Başkan Anastasiadis ve yakın çalışma arkadaşlarının mantığı artık net olan ‘Türkiye’nin kolayca rota değiştirmesinin söz konusu olmadığı ve tehditkar bir şekilde faaliyetlerini sürdüreceği’ görüntüsüne dayanıyor. Bu olumsuz görüntü çerçevesinde Lefkoşa, Kıbrıs sorununa çabucak ancak bu şartlar altında adil çözüm yönünde hareketler yaratarak Türk tepkisinin yatıştırılması için ‘tehlikesiz’ yöntemler bulmaya çalışıyor.

Atina’daki Türkiye-Yunanistan Yüksek Düzeyli İşbirliği Konseyi’nin en üst düzeyde, Başbakan Ahmet Davutoğlu ve Başbakan Andonis Samaras düzeyinde gerçekleştirilmesi yönündeki uzlaşı da bu çerçevededir.

Öğrendiğimize göre 5-6 Aralık zirve toplantısı Başkan Anastasiadis’in önerisini doğrudan Ankara’ya ileteceği ve Türk niyetlerinin ölçüleceği ilk gerçek hat olacak.

ANASTASİADİS EİDE’YE DE ROL BİÇİYOR...

Lefkoşa bu gelişmede Genel Sekreter’in Kıbrıs Özel Danışmanı Espen Barth Eide’ye de rol biçiyor. Eide’nin ilettiği öneriden rahatsız olsa da Başkanlık Köşkü ilk günden, karma uzmanlar komitesi kurulmasını kabul etmeyerek sonlandırmadığı, karşı önerisi de olduğu işaretini vermişti. Bu çerçevede Başkan Anastasiadis’in Eide’yi, Lefkoşa’nın çerçeve tezini iletmek ve Kıbrıs sorunu satranç tahtasındaki güçlü oyuncularla temaslarında, özellikle de Ankara ile arasındaki iletişim hattı aracılığıyla ileri götürmesi için (Eide’yi) en kısa sürede Ada’ya geri getirmesi bekleniyor.

Hükümetten bir kaynak ‘Sayın Eide diyaloğun yeniden başlaması için gerekli şartları oluşturma hedefine yoğunlaşmış ve bu yönde çalışıyorsa, o zaman önerimizi anlamakla kalmayıp destek de verecek ve kabul edilmesi için ileri götürecek. Bu hepimizin çıkarına olan bir öneridir’ dedi.

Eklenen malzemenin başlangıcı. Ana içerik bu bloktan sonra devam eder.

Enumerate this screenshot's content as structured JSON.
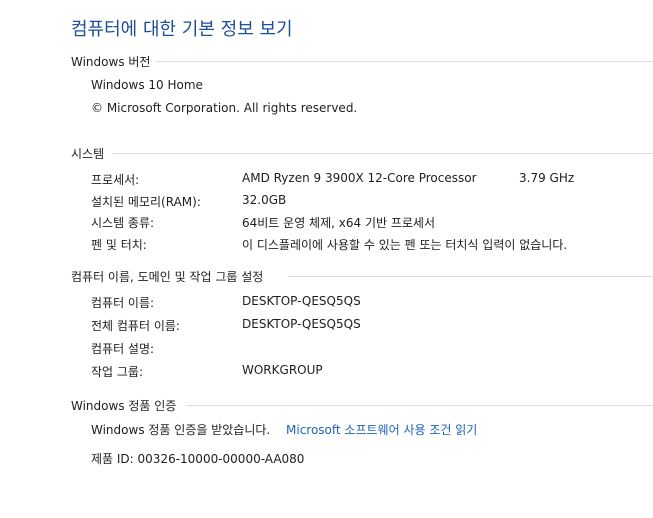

Ancak Kıbrıs hükümetinin, krizi yumuşatması için Türkiye’ye baskı yapacağı yöntemlerini tüketmiyor, yatıştırma önlemleri ile de sınırlı kalmıyor. Aksine, üst düzeyli bir hükümet kaynağının gazetemize söylediğine göre hazırladığı önerilerle eşzamanlı ve paralel olarak bizim tarafça alınan tepki önlemlerinin tırmandırılması yöntemlerini de inceliyor ve planlıyor.  Gerek bölge ülkeleriyle (Mısır’la üçlü ve İsrail’le üçlü ittifaklar) kurduğu stratejik ittifakları yeniden perde önüne taşıyor gerekse Başsavcılık, Dışişleri Bakanlığı ile elbirliği ve tam eşgüdüm içerisinde daha ileri hukuki önlemler de inceliyor.

KASULİDİS: “ULUSLARARASI KURULUŞLARDAN HİZMET ALIMINA KARAR VERDİK”

Dışişleri Bakanı Yoannis Kasulidis Meclis Maliye Komitesi’nde, Başsavcılık ile yapılan özel toplantıda, Lefkoşa tarafından hukuki, adli, yargı önlemleri alınması çabasına uluslararası kuruluşlardan hizmet satın alımına gidilmesi kararı alındığını açıkladı.

Kasulidis istediğimizin aksi bir şey başarmamamız için önlemlerin, Kıbrıs Cumhuriyeti’nin nasıl ileri götürmesi gerektiğinin detaylarına karar verilmeden önce uluslararası kuruluşlar tarafından inceleneceğini anlattı.

Var olan düşüncelerden biri de ‘mümkünse, kabul edilemez tahriklerinde Türkiye ile birlikte çalışanların şahsen bedel ödemesidir. Bize söylendiğine göre gerek Kıbrıs mahkemelerinden gerek başka mahkemelerden bu kişiler hakkında uluslararası tutuklama emri çıkartılması ihtimali de ihtimal dahilinde tutuluyor. Bunun, ‘Barbaros’un Norveç şirketine ait mürettebatı ile ilgili olduğu açıktır. İlgili Norveç şirketi aralarında ENI’nin de bulunduğu birçok enerji şirketiyle işbirliği yapıyor.”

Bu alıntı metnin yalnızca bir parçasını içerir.